All three started up in 1825-8, but none lasted long. Blackmiddens/Buck fell silent by 1833, and the others closed down some time in the 1840s. In this new world of legal distillation, The Cabrach’s major plus-point of remoteness became a huge commercial disadvantage.
There were threats from the remaining illicit distillers, and competition from new distilleries set up in and around the towns that formed the main local markets for whisky. Duty was increasing, brandy and rum were becoming popular, and the rising Temperance movement was impacting consumption.
After several crop failures and with a suffering Scottish economy in the early 1840s, grain prices rose, while fierce winters cut off transport links with the outside world, stopping grain from getting in and whisky from getting out. The Cabrach was ill-equipped to survive such a perfect storm of difficulties.
As whisky left The Cabrach, the exodus of people that went with it heralded further losses in the 20th century, particularly during the First World War. ‘Everybody that could carry a rifle signed up, and very few came back again,’ says Dr Bye-Jensen. ‘Some came home only to die a few years later from war wounds, and others had suffered shell shock, or what we would now call PTSD.’
Past times: Many of the abandoned farms of The Cabrach housed stills in the 1800s
Some never made it as far as the Western Front, perishing of influenza or measles in English training camps; young men who had never previously left The Cabrach simply lacked the necessary immunity to resist common ailments.
A century later, despite past sadnesses, the scent of renewal is in the air. If The Cabrach Trust can raise the necessary funds, the heritage centre and distillery at Inverharroch Farm will create up to 15 jobs when it opens in about 2021, providing a focus for the area’s planned regeneration and giving people a reason to discover the area (about 20,000 visitors a year are expected). And whisky will be a big part of the plan.
‘What we’re going to try and aim for is to make a historic whisky,’ says Dr Bye-Jensen. ‘We’re going to lean up against what we think the whisky would have tasted like, experimenting with old techniques which have been forgotten, and staying as close to the historic reality as we can.’
So: peat, small stills, worm tubs, bere barley grown in the surrounding fields and tentative plans to malt on-site, as well as perhaps converting an old school into a bonded warehouse.
Whether it will taste like the whisky made in The Cabrach in the early 1800s is unanswerable, as is the question of what made the area’s whisky so special in the first place.

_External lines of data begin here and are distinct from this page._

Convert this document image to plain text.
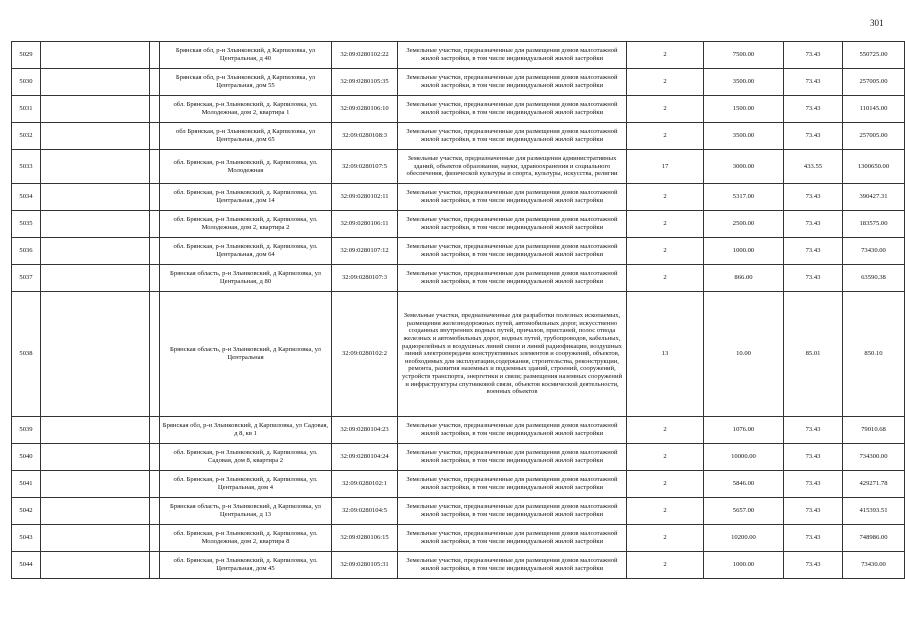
301
5029			Брянская обл, р-н Злынковский, д Карпиловка, ул Центральная, д 40	32:09:0280102:22	Земельные участки, предназначенные для размещения домов малоэтажной жилой застройки, в том числе индивидуальной жилой застройки	2	7500.00	73.43	550725.00
5030			Брянская обл, р-н Злынковский, д Карпиловка, ул Центральная, дом 55	32:09:0280105:35	Земельные участки, предназначенные для размещения домов малоэтажной жилой застройки, в том числе индивидуальной жилой застройки	2	3500.00	73.43	257005.00
5031			обл. Брянская, р-н Злынковский, д. Карпиловка, ул. Молодежная, дом 2, квартира 1	32:09:0280106:10	Земельные участки, предназначенные для размещения домов малоэтажной жилой застройки, в том числе индивидуальной жилой застройки	2	1500.00	73.43	110145.00
5032			обл Брянская, р-н Злынковский, д Карпиловка, ул Центральная, дом 65	32:09:0280108:3	Земельные участки, предназначенные для размещения домов малоэтажной жилой застройки, в том числе индивидуальной жилой застройки	2	3500.00	73.43	257005.00
5033			обл. Брянская, р-н Злынковский, д. Карпиловка, ул. Молодежная	32:09:0280107:5	Земельные участки, предназначенные для размещения административных зданий, объектов образования, науки, здравоохранения и социального обеспечения, физической культуры и спорта, культуры, искусства, религии	17	3000.00	433.55	1300650.00
5034			обл. Брянская, р-н Злынковский, д. Карпиловка, ул. Центральная, дом 14	32:09:0280102:11	Земельные участки, предназначенные для размещения домов малоэтажной жилой застройки, в том числе индивидуальной жилой застройки	2	5317.00	73.43	390427.31
5035			обл. Брянская, р-н Злынковский, д. Карпиловка, ул. Молодежная, дом 2, квартира 2	32:09:0280106:11	Земельные участки, предназначенные для размещения домов малоэтажной жилой застройки, в том числе индивидуальной жилой застройки	2	2500.00	73.43	183575.00
5036			обл. Брянская, р-н Злынковский, д. Карпиловка, ул. Центральная, дом 64	32:09:0280107:12	Земельные участки, предназначенные для размещения домов малоэтажной жилой застройки, в том числе индивидуальной жилой застройки	2	1000.00	73.43	73430.00
5037			Брянская область, р-н Злынковский, д Карпиловка, ул Центральная, д 80	32:09:0280107:3	Земельные участки, предназначенные для размещения домов малоэтажной жилой застройки, в том числе индивидуальной жилой застройки	2	866.00	73.43	63590.38
5038			Брянская область, р-н Злынковский, д Карпиловка, ул Центральная	32:09:0280102:2	Земельные участки, предназначенные для разработки полезных ископаемых, размещения железнодорожных путей, автомобильных дорог, искусственно созданных внутренних водных путей, причалов, пристаней, полос отвода железных и автомобильных дорог, водных путей, трубопроводов, кабельных, радиорелейных и воздушных линий связи и линий радиофикации, воздушных линий электропередачи конструктивных элементов и сооружений, объектов, необходимых для эксплуатации,содержания, строительства, реконструкции, ремонта, развития наземных и подземных зданий, строений, сооружений, устройств транспорта, энергетики и связи; размещения наземных сооружений и инфраструктуры спутниковой связи, объектов космической деятельности, военных объектов	13	10.00	85.01	850.10
5039			Брянская обл, р-н Злынковский, д Карпиловка, ул Садовая, д 8, кв 1	32:09:0280104:23	Земельные участки, предназначенные для размещения домов малоэтажной жилой застройки, в том числе индивидуальной жилой застройки	2	1076.00	73.43	79010.68
5040			обл. Брянская, р-н Злынковский, д. Карпиловка, ул. Садовая, дом 8, квартира 2	32:09:0280104:24	Земельные участки, предназначенные для размещения домов малоэтажной жилой застройки, в том числе индивидуальной жилой застройки	2	10000.00	73.43	734300.00
5041			обл. Брянская, р-н Злынковский, д. Карпиловка, ул. Центральная, дом 4	32:09:0280102:1	Земельные участки, предназначенные для размещения домов малоэтажной жилой застройки, в том числе индивидуальной жилой застройки	2	5846.00	73.43	429271.78
5042			Брянская область, р-н Злынковский, д Карпиловка, ул Центральная, д 13	32:09:0280104:5	Земельные участки, предназначенные для размещения домов малоэтажной жилой застройки, в том числе индивидуальной жилой застройки	2	5657.00	73.43	415393.51
5043			обл. Брянская, р-н Злынковский, д. Карпиловка, ул. Молодежная, дом 2, квартира 8	32:09:0280106:15	Земельные участки, предназначенные для размещения домов малоэтажной жилой застройки, в том числе индивидуальной жилой застройки	2	10200.00	73.43	748986.00
5044			обл. Брянская, р-н Злынковский, д. Карпиловка, ул. Центральная, дом 45	32:09:0280105:31	Земельные участки, предназначенные для размещения домов малоэтажной жилой застройки, в том числе индивидуальной жилой застройки	2	1000.00	73.43	73430.00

Dr Bye-Jensen reckons slow distillation in small stills – compared to the more industrialised production in the Lowlands – was key, as was the ubiquitous use of peat. ‘It was a whisky that tasted like something,’ he says.
Different place: The Cabrach is only 15 minutes from Dufftown, but is another world
Two qualities that Cabrach whisky certainly lacked were maturity and consistency, thanks to the necessarily chaotic nature of illicit distillation. Smuggled along the drove road and through the hills in ‘ankers’ – small, 10-gallon casks – the spirit produced was highly variable and extremely youthful.
Those who had to sell it – the grocers and innkeepers of the local towns – soon learned to ‘condition’ the whisky to make it more palatable to their customers, combining multiple whiskies in larger casks or, when something tasted awry, decanting it into a fresh cask to improve it. These pioneering techniques laid the foundations for the blending and maturation practices that have helped to shape the modern whisky industry.
‘This is the cradle. This is where it all began,’ says Dr Bye-Jensen. ‘Our funders can see that we’ve got something special here. Once they visit us and just go for a little walk, then it makes sense to them. We’re trying to tell the story of where this whisky that we all almost take for granted comes from.
‘It comes from the burns, from the landscape. The landscape remembers what its people forget.’